White is for Witching, by Helen Oyeyemi
When The Icarus Girl, her debut novel, was released, Helen Oyeyemi had just turned twenty and, having written her book in secret when she should have been studying for her A-levels, was hailed as a literary prodigy. The Icarus Girl, a novel about a girl growing up between cultures and colours, was a commercial as well as critical success and left readers anxious to see whether Oyeyemi could maintain such a level of invention and entrancing use of language in her future works. White is for Witching is Oyeyemi’s third novel and her most thematically complex work to date. Expanding on the gothic themes first considered by Oyeyemi in The Icarus Girl and in her second book The Opposite House, White is for Witching is an ambitious novel concerning witchcraft, malevolent spirits which can lurk in the most unexpected of places and the depths of insanity which can infest a young woman and plague her family.
As a child, Miranda Silver developed pica, a rare eating disorder that causes sufferers to consume inedible substances. Following the death of her mother when she is just sixteen, Miranda’s condition worsens and leaves her with an insatiable hunger for chalk. This is just one of the problems that Miranda must overcome as she settles into life in the family home with just herself, her twin brother Eliot and her devastated father Luc. Perched high on the cliffs near Dover, the house had been in the possession of her mother’s ancestors for generations and, to Miranda at least, it seems to display a capricious dislike for change as well as outsiders. Converted into a bed-and-breakfast by Miranda’s father, the house seems to manifest a conscious malice towards strangers and quickly dispatches visitors who it despises. Enraged by the near constant stream of guests and new staff, the house becomes fiercely possessive of Miranda and, finally, unleashes its most destructive power.

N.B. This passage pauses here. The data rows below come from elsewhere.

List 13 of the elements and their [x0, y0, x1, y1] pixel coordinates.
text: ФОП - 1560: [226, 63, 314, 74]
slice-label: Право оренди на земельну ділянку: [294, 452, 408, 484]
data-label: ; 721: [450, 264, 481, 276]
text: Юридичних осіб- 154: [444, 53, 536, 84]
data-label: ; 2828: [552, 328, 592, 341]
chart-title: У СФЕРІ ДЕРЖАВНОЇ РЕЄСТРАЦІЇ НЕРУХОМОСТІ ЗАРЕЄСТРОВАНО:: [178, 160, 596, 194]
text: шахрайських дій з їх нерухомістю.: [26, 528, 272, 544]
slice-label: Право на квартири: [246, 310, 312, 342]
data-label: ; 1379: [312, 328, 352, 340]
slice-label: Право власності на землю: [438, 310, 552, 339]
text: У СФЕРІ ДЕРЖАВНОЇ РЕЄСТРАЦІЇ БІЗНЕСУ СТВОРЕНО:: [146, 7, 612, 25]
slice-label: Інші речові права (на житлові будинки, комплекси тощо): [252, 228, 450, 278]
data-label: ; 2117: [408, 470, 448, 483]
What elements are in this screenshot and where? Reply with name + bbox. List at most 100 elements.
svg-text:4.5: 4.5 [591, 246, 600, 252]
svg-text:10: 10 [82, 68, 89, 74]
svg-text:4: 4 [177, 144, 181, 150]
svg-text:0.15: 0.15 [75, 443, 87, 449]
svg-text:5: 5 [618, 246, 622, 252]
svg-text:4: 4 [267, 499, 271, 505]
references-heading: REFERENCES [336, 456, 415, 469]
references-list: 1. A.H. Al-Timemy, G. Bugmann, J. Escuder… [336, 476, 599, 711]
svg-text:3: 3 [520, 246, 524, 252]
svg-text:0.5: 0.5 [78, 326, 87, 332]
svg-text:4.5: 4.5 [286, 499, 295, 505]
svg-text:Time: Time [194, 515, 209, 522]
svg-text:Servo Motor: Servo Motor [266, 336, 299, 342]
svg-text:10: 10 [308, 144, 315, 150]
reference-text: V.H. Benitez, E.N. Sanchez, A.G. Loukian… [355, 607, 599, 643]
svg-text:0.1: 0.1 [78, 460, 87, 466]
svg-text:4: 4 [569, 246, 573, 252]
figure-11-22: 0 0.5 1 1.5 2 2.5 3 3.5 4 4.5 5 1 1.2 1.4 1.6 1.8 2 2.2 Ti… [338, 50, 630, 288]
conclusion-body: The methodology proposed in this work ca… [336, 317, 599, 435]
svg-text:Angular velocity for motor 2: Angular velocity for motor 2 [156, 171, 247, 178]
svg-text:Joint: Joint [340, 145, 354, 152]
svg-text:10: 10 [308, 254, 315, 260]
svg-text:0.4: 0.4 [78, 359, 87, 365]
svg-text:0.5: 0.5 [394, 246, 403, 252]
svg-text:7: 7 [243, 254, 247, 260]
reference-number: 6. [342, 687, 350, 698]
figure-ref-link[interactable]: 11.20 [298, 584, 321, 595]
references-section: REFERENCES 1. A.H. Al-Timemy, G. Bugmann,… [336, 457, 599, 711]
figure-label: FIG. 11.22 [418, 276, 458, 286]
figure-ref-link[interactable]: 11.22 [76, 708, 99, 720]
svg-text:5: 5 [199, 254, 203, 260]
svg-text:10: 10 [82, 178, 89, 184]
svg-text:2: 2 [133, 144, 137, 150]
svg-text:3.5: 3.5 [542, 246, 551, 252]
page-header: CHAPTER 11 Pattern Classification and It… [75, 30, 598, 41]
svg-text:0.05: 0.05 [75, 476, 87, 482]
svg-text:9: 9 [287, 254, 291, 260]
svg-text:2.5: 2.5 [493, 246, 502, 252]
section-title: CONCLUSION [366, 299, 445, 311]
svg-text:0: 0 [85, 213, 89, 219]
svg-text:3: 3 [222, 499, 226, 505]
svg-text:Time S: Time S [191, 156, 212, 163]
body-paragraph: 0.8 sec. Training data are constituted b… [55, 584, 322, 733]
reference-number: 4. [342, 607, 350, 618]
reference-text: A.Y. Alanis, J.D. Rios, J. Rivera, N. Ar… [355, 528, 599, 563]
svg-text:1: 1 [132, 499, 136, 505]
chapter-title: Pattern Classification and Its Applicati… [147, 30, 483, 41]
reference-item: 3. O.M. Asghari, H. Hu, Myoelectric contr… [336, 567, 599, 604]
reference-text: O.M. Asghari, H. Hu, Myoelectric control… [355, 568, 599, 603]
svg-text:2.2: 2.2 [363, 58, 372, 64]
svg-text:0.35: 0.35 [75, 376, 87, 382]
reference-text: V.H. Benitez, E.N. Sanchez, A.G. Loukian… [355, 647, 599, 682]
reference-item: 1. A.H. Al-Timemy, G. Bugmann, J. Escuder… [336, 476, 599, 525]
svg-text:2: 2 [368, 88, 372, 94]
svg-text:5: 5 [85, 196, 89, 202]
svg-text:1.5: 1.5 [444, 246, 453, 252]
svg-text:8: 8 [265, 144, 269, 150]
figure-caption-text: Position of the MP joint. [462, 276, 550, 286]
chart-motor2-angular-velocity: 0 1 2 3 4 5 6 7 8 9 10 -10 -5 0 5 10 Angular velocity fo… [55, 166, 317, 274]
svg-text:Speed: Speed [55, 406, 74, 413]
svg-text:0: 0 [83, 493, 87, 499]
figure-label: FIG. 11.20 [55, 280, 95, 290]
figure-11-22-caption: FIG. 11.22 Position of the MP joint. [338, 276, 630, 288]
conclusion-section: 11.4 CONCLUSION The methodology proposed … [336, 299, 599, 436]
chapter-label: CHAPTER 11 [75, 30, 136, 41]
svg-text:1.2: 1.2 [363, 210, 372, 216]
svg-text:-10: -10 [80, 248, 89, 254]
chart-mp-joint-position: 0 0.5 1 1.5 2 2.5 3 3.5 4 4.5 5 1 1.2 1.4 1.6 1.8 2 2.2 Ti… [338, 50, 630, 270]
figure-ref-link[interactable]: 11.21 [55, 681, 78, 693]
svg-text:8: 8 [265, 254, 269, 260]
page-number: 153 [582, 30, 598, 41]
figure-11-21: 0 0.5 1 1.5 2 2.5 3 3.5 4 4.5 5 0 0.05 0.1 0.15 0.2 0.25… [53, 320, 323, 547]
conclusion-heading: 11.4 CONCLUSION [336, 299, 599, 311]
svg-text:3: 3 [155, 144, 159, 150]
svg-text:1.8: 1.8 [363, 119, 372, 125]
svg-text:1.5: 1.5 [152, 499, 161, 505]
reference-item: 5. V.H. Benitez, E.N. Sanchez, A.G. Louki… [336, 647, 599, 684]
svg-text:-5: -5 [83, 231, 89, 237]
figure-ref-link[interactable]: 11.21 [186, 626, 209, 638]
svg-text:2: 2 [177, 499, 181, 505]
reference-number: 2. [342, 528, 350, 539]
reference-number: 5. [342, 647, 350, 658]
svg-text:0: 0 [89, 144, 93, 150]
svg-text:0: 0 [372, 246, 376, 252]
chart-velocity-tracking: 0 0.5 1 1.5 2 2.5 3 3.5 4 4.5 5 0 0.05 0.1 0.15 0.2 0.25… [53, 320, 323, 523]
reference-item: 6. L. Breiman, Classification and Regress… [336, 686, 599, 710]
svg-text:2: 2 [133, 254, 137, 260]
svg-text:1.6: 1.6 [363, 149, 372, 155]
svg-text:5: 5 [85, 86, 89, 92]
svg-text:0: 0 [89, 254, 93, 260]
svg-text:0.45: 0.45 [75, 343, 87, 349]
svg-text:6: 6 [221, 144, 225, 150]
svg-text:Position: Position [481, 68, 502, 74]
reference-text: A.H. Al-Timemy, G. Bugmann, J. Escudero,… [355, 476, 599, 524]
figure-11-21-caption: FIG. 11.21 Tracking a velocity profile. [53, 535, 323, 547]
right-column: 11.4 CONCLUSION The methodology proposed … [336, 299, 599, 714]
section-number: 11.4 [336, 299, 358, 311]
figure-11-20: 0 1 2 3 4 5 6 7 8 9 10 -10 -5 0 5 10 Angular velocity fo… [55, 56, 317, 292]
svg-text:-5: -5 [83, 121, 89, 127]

White is for Witching is narrated by three distinct voices, with Miranda’s story being told by her twin brother Eliot, by Ore, a Nigerian girl who befriended Mirada during her first term at Cambridge, and by an additional menacing persona that could be either the house itself or the spirits who dwell there. Following these three very different voices adds an interesting, even haunting, dimension to the story and allows Oyeyemi to explore various interpretations of the same set of admittedly mysterious facts. Oyeyemi is generally able to give each of the narrators their own subtle tone and linguistic pattern although she does occasionally slip, resulting in it being rather difficult in certain places to determine who is narrating.
While the central themes of White is for Witching are clearly the inheritance of witchcraft and the maternal hauntings that only Miranda can detect as she journeys away from the normalcy of her family and towards insanity and the paranormal, perhaps more interesting is the thread of romance that entangles Miranda and both Eliot and Ore. The human relationships that occur in White is for Witching are both compelling and fantastically tragic and it would have been perhaps more interesting if Oyeyemi had devoted more time to these ‘human’ issues rather than concentrating so heavily on the supernatural ground on which she has based her previous works. Despite this, Oyeyemi’s rendering of the house itself as well as the disappointed and tormented spirits who reside there is delightfully macabre and the chilling elements of White is for Witching generally work well. There are occasions were Oyeyemi’s love of ghosts outweighs her love of ghost stories and so suspenseful moments are disrupted or, as on one particular occasion, ruined but, generally speaking, the spookiness does manage to resonate throughout the novel.
White is for Witching is certainly not Oyeyemi’s greatest novel, that honour still belongs to The Icarus Girl, but it is still an ambitious story that works predominantly well. Although not as spine-chilling as it could potentially have been, White is for Witching does serve to investigate the impact of spirits on the living and the claustrophobic terror that certain building can induce.